Milo was dancing around. “I can’t believe we found it!” he said. “This is great! Wait. Did you just say moon dust?”
“Yes, see here, ‘oonmay ustday’, that’s moon dust,” Lorenzo said.
Milo looked over his shoulder. “So, do they mean dust from the moon? I don’t think the ancients perfected space travel. Although, if they did, we definitely should do that too.”
“Maybe they mean dust that was sifted out in the light of a full moon or something like that. Let me read further and see.” Lorenzo mumbled to himself as he read. “Nope, doesn’t say. Let’s check this other paper.”
Milo waited for a minute, then asked, “So, what does it say?”
“It’s about creating diamonds,” Lorenzo said.
“Does it need buckets of moon dust too?” Milo asked.
“No, it needs buckets of phoenix tears,” Lorenzo said. He put the papers down with a sigh.
“Why the sad face?” Milo asked. “That one is at least doable.
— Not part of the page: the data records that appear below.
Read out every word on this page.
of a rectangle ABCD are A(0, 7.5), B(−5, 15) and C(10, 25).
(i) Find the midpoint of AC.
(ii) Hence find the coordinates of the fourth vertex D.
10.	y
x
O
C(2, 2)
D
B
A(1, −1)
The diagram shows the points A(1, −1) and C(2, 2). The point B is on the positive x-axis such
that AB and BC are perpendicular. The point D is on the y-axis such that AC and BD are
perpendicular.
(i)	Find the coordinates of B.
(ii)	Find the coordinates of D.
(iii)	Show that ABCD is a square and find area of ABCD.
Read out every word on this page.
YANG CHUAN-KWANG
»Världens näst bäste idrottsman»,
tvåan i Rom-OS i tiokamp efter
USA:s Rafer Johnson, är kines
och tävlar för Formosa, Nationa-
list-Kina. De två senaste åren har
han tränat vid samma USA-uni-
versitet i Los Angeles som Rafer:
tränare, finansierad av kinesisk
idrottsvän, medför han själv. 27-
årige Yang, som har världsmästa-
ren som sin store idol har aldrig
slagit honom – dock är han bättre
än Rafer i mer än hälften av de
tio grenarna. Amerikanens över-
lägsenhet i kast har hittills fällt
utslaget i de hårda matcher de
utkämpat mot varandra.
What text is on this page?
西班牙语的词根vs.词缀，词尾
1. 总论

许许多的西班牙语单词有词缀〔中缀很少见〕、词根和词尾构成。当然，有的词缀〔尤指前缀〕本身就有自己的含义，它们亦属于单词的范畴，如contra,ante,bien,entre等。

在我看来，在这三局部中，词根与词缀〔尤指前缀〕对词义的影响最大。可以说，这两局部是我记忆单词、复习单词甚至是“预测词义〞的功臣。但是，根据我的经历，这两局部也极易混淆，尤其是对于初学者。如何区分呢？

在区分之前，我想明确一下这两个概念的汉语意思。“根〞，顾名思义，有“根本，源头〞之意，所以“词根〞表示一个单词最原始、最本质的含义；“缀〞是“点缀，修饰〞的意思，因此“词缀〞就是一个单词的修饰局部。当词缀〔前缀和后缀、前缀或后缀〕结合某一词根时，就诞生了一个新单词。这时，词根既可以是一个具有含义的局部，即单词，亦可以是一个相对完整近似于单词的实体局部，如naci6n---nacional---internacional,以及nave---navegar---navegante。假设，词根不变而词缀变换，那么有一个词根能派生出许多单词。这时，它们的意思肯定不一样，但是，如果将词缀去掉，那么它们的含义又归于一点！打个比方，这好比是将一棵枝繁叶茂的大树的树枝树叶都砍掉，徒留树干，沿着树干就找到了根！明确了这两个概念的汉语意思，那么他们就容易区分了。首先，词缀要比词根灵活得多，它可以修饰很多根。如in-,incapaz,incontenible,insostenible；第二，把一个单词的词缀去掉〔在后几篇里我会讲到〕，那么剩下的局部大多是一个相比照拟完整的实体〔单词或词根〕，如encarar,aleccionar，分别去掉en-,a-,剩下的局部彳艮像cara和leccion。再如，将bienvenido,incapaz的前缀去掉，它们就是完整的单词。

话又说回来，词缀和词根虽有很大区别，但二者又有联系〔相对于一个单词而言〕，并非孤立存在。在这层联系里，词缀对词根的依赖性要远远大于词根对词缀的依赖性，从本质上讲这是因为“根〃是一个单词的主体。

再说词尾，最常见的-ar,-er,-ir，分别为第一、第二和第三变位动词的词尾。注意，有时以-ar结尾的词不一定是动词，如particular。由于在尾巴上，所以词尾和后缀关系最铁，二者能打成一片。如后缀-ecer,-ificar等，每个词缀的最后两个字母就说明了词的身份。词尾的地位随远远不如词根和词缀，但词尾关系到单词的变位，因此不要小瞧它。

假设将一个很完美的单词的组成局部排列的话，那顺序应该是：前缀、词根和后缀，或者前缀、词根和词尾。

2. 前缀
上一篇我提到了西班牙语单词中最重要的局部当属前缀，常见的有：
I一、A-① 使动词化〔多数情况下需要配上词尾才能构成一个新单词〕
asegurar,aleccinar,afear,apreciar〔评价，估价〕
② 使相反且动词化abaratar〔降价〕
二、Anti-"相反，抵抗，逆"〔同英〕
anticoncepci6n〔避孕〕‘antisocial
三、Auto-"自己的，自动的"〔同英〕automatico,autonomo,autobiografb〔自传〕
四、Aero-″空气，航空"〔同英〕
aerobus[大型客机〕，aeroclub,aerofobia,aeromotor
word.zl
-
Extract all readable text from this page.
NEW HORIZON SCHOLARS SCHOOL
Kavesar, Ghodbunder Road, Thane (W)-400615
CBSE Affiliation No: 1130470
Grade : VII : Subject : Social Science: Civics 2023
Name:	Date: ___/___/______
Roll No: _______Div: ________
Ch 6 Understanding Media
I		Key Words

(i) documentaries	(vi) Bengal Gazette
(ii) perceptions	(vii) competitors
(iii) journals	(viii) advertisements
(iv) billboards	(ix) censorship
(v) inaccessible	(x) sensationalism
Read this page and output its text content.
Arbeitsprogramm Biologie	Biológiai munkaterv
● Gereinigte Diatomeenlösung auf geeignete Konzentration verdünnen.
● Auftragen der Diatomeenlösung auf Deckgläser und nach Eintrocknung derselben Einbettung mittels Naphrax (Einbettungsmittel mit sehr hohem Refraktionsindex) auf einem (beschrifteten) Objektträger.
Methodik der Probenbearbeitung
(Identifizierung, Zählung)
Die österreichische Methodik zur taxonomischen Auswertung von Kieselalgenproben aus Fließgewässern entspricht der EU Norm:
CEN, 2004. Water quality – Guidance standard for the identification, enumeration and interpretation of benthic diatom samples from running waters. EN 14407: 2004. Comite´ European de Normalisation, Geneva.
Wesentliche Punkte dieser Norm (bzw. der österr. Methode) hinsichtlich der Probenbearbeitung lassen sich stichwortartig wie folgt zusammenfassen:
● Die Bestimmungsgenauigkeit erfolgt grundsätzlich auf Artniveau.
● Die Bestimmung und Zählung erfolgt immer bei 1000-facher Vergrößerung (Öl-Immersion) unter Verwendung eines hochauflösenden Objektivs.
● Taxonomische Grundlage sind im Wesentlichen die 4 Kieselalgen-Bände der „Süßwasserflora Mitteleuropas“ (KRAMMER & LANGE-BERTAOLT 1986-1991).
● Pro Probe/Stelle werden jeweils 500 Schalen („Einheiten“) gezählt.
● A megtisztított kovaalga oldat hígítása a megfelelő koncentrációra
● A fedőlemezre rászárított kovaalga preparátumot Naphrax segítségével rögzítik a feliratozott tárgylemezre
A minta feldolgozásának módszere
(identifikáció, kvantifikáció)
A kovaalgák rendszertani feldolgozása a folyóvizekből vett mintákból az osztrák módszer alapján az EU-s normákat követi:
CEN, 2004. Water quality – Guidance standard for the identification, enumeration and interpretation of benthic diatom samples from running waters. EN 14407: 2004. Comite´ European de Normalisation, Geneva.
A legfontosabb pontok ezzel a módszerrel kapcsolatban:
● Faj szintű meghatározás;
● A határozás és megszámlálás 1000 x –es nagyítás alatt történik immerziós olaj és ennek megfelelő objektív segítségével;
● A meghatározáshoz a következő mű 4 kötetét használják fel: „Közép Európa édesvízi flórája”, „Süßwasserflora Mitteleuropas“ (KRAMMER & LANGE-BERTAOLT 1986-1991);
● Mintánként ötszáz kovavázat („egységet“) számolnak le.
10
I know some pretty sad stories. I’m sure they’d make anybody cry.”
“Milo,” Lorenzo said. “We don’t know bird languages. They wouldn’t understand your stories.”
“Maybe they do know our language. Or pig latin. We won’t know until we try,” Milo said. “And we can try your idea of sifting the dust in the light of the moon too. We finally have somewhere to start. Let’s go home.”
“But we’re stuck here,” Lorenzo said.
“It’s been a while. Maybe the current has changed. Let’s get in the boat and see,” Milo said.
Sure enough, they got in the boat and didn’t even need to paddle. The current pulled them back into the bank of fog. Two days later, they were on the other side of the fog, being picked up by a rescue boat.
They went home, ready to be the first and greatest modern alchemists. How well did that work out? Well, have you met any alchemists lately?